Matt Elliott’s The Calm Before is brimming with of darkness

20th May 2016

Title: The Calm Before

Label: Ici D’Ailleurs

When you’re the guy who has penned Semtex for Third Eye Foundation and has reworked creations by Mogwai, Tarter and Thurston Moore, you don’t expect a record to start with the groans of a viola and the precise string plucking of an acoustic guitar. Neither do you expect to hear Elliott singing, rather sadly, as a lament, as he reflects the oncoming storm.  This isn’t drum’n’bass is it? It’s not avant garde. Nor electronica. Where is the electronica? This is folkie vocals over an organic arrangement for goodness sake! What you’re left with, though, is a rather sweet early track, The Calm Before, as Elliott’s rather richly textured voice carries his thoughts to you in a gentle melodic fashion.

The subject matter, it quickly appears, follows this foreboding and dark nature. If you expect energy and chaos and sharp turns then don’t look towards to the musical arrangements, look into the lyrics and the psychology of the same. Elliott, it appears is a pastoral version of Nick Cave. His creation, The Feast of St. Stephen, talks about the manipulation of religion. The fact that religion utilises guilt and its inherent power to twist your thoughts and actions. Elliott touches on religious-based pedophilia and other abuses while liberally spattering his lyrics with vitriolic language that is calmly delivered as if he were talking about daffodils and cloud formations in the shape of little bunny rabbits. All backed by the classic tones of that viola and his acoustic guitar.

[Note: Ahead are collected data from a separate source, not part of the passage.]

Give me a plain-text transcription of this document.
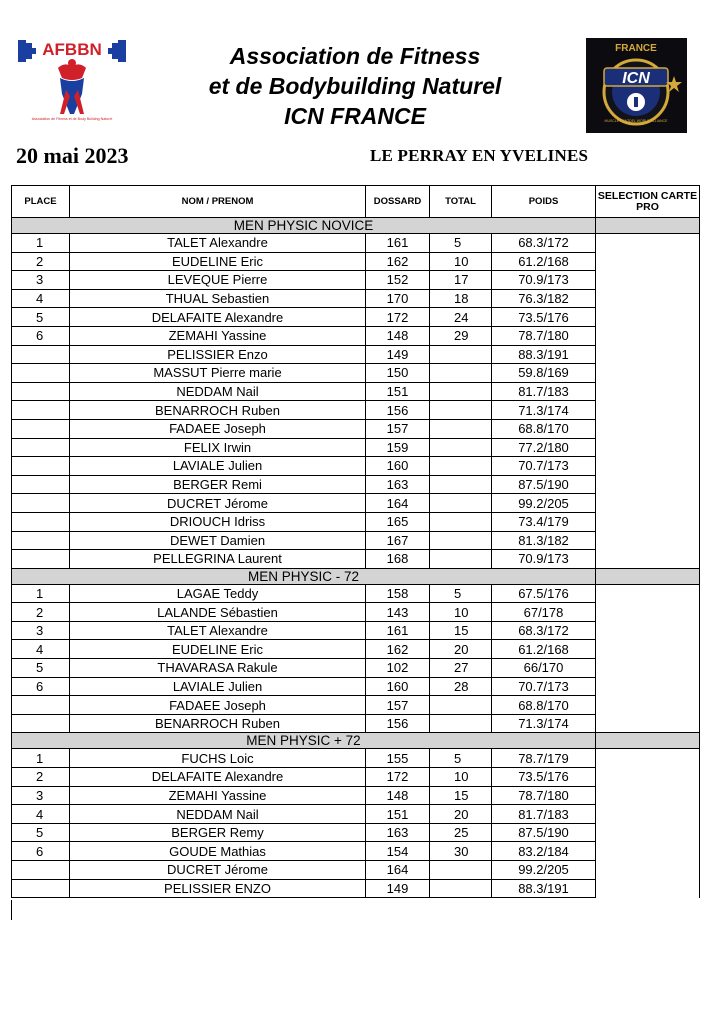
AFBBN
Association de Fitness et de Body Building Naturel
Association de Fitness
et de Bodybuilding Naturel
ICN FRANCE
FRANCE
ICN
MUSCLE & MODEL WORLD ALLIANCE
20 mai 2023	LE PERRAY EN YVELINES
PLACE	NOM / PRENOM	DOSSARD	TOTAL	POIDS	SELECTION CARTE PRO
MEN PHYSIC NOVICE					
1	TALET Alexandre	161	5	68.3/172	
2	EUDELINE Eric	162	10	61.2/168	
3	LEVEQUE Pierre	152	17	70.9/173	
4	THUAL Sebastien	170	18	76.3/182	
5	DELAFAITE Alexandre	172	24	73.5/176	
6	ZEMAHI Yassine	148	29	78.7/180	
	PELISSIER Enzo	149		88.3/191	
	MASSUT Pierre marie	150		59.8/169	
	NEDDAM Nail	151		81.7/183	
	BENARROCH Ruben	156		71.3/174	
	FADAEE Joseph	157		68.8/170	
	FELIX Irwin	159		77.2/180	
	LAVIALE Julien	160		70.7/173	
	BERGER Remi	163		87.5/190	
	DUCRET Jérome	164		99.2/205	
	DRIOUCH Idriss	165		73.4/179	
	DEWET Damien	167		81.3/182	
	PELLEGRINA Laurent	168		70.9/173	
MEN PHYSIC - 72					
1	LAGAE Teddy	158	5	67.5/176	
2	LALANDE Sébastien	143	10	67/178	
3	TALET Alexandre	161	15	68.3/172	
4	EUDELINE Eric	162	20	61.2/168	
5	THAVARASA Rakule	102	27	66/170	
6	LAVIALE Julien	160	28	70.7/173	
	FADAEE Joseph	157		68.8/170	
	BENARROCH Ruben	156		71.3/174	
MEN PHYSIC + 72					
1	FUCHS Loic	155	5	78.7/179	
2	DELAFAITE Alexandre	172	10	73.5/176	
3	ZEMAHI Yassine	148	15	78.7/180	
4	NEDDAM Nail	151	20	81.7/183	
5	BERGER Remy	163	25	87.5/190	
6	GOUDE Mathias	154	30	83.2/184	
	DUCRET Jérome	164		99.2/205	
	PELISSIER ENZO	149		88.3/191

The dark nature of Elliott’s thoughts progress to personal rejection, “But you don’t love me” he opines in sheer frustration. Again, very calmly, in terms of his own delivery but the frustration builds into almost screaming madness behind him as a contrast. This is a man on the verge of either a full mental breakdown or, at the least, an nasty ulcer.

Don’t buy this album to groove to while washing the kitchen floor. Buy it to sit on the edge of a seat. Sit and listen to as if hearing the outpourings of a troubled friend who has a lot to say on the subject of life. And then, and only then, drink a large whisky to recover from the fact. You’ll need it.